Nel retrobottega

Concurrent thumbnail generator

· Marco Piovanello

Image by Markus Spiske

Preface

This article is part of the series regarding Fuu a simple self-hosted photo viewer.

The aim of this module is design a structure that from a list of folders generates a thumbnail (of the first file) for each folder. By leveraging the concurrent nature of Go it’s easy to efficiently use all the CPU power of our machine. By efficiently use I mean using each core for a thread of execution.

Overwiew

I opted to use imagemagick for the image thumbnail generator and ffmpeg for the video ones.

At the first glance I though to spawn a goroutine for each job and leave the management of spawned process to the operating system. Doing so easily hogs the CPU and spawns a terrible amount of processes that also takes up memory space.

Thankfully Go’s standard library offers many concurrency structures.

Goroutines, channels and building a pipeline

Go’s channel can be either buffered or unbuffered. Buffering a channel allows you to specify how many items can be sent at one before the channel blocks.

With an unbuffered channel the channel will not block and len(items) goroutines will be spawned at once.

items := []int{2,4,5,6,5,3,1,7,2,4,5,6,5,3,1,9}

ch := make(chan struct{})

for _, n := range items {
    ch <- 1struct{}{}
    go func(i int){
        fmt.Println("doubled", i*2)
        <-ch
    }(n)
}

In this example a buffered channel of 8 items is used to double 8 ints a time.

items := []int{2,4,5,6,5,3,1,7,2,4,5,6,5,3,1,9}

ch := make(chan struct{}, 8)

for _, n := range items {
    ch <- struct{}{}
    go func(i int){
        fmt.Println("doubled", i*2)
        <-ch
    }(n)
}

Essentially this is a 8 stage pipeline.

The result is the same but in the second example we’re in a sense synchronizing how many goroutines will be executed, which is just what we need.

The goal is indeed make use of n cores to launch n instances of imagemagick or ffmpeg.

The actual implemeantation

In the following code I will use this library I coded which ports some Javascript’s array operation in Go.

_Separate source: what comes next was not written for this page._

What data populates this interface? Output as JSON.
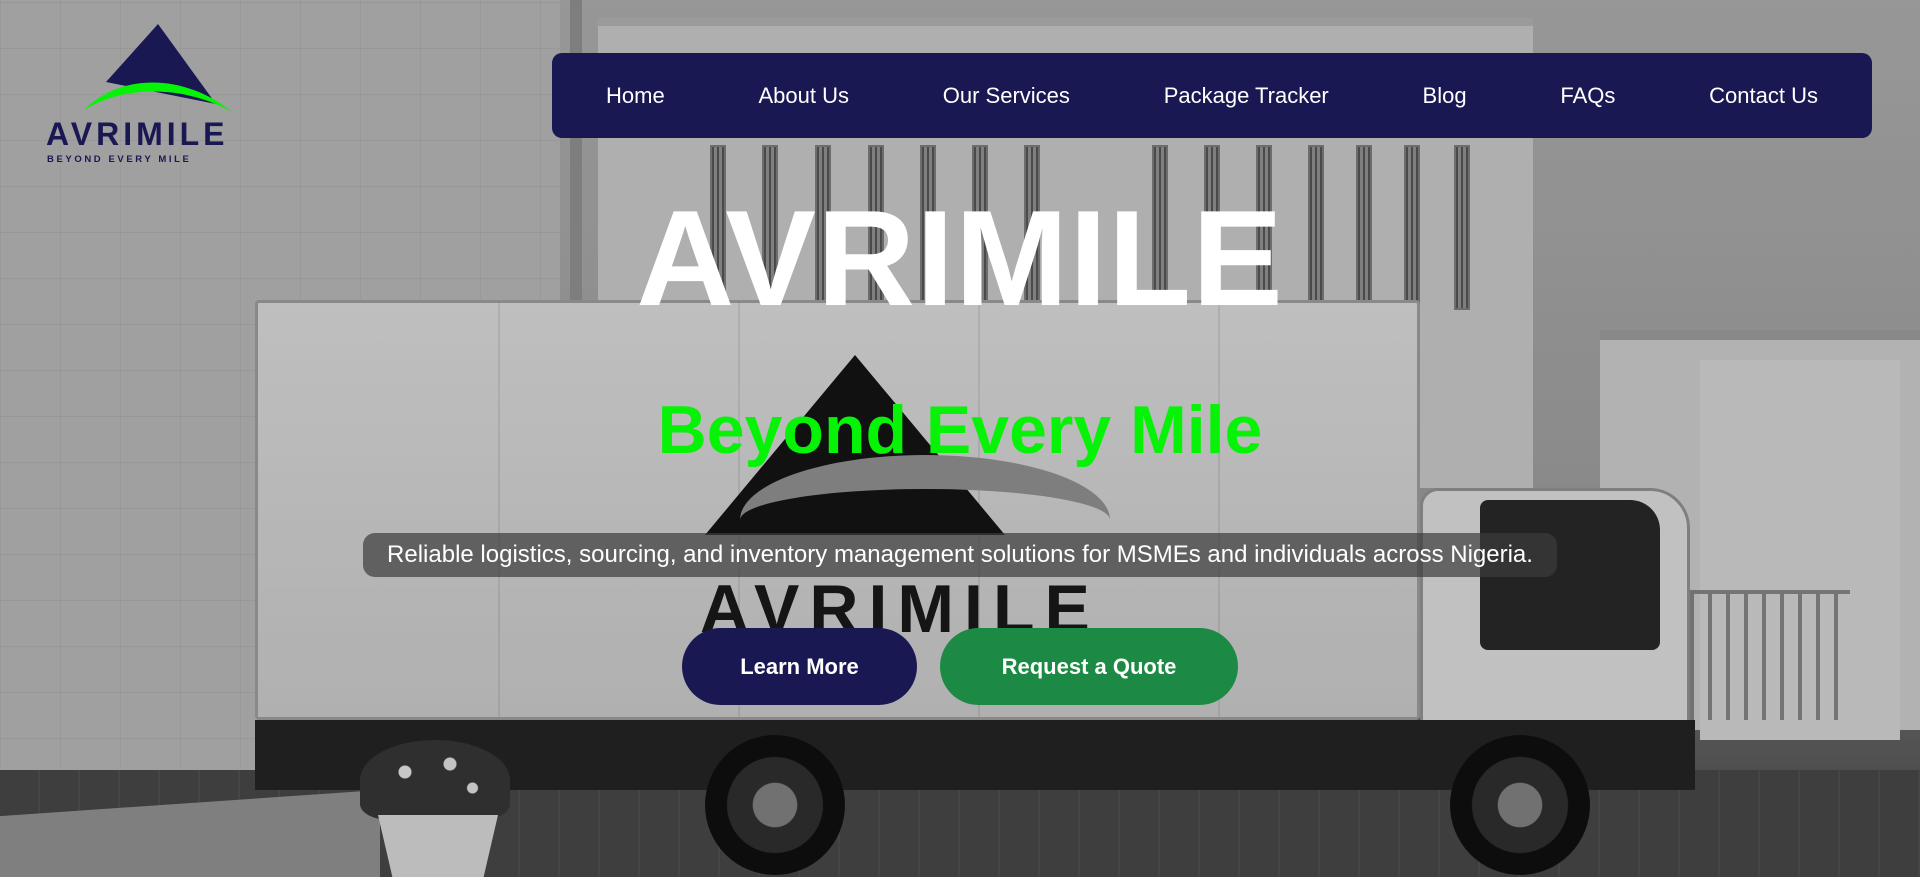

Feel free to remove the library and convert the code in plain Go as might be considered non idiomatic.

package workers

import (
	"fmt"
	"io/fs"
	"log"
	"os"
	"os/exec"
	"runtime"
)

type Generator struct {
	path   string
	ext    string
	images []Job
}

type Job struct {
	InputFile  string
	OutputFile string
	IsImage    bool
}

func (g *Generator) convert(j *Job) error {
	if j.IsImage {
		cmd = exec.Command(
			"convert", j.InputFile,
			"-geometry", fmt.Sprintf("x%d", t.ImgHeight),
			"-format", "webp",
			"-quality", "75",
			j.OutputFile,
		)
	} else {
		cmd = exec.Command(
			"ffmpeg",
			"-i", j.InputFile,
			"-ss", "00:00:01.000",
			"-vframes", "1",
			j.OutputFile,
		)
	}

	// free
	if err := cmd.Wait(); err != nil {
		return err
	}
	
	log.Println("Generated thumbnail for", j.InputFile)
	return nil
}

func (g *Generator) process() {
	var (
		wg       sync.WaitGroup
		pipeline = make(chan struct{}, runtime.NumCPU())
	)

	// A WaitGruop block the current gorouting until its internal 
	// counter reaches 0
	wg.Add(len(g.images))

	for i, image := range g.images {
		go func(job *Job) {
			pipeline <- struct{}{}
			g.convert(job)
			<-pipeline
			wg.Done()
		}(&image)
	}

	// Everything's processed
	wg.Wait()
}

Conclusions

Now the program scales linearly with the number of cores of the machine.

I reccomend this slides about Go Concurrency Patterns by Rob Pike which deep dives on more patterns.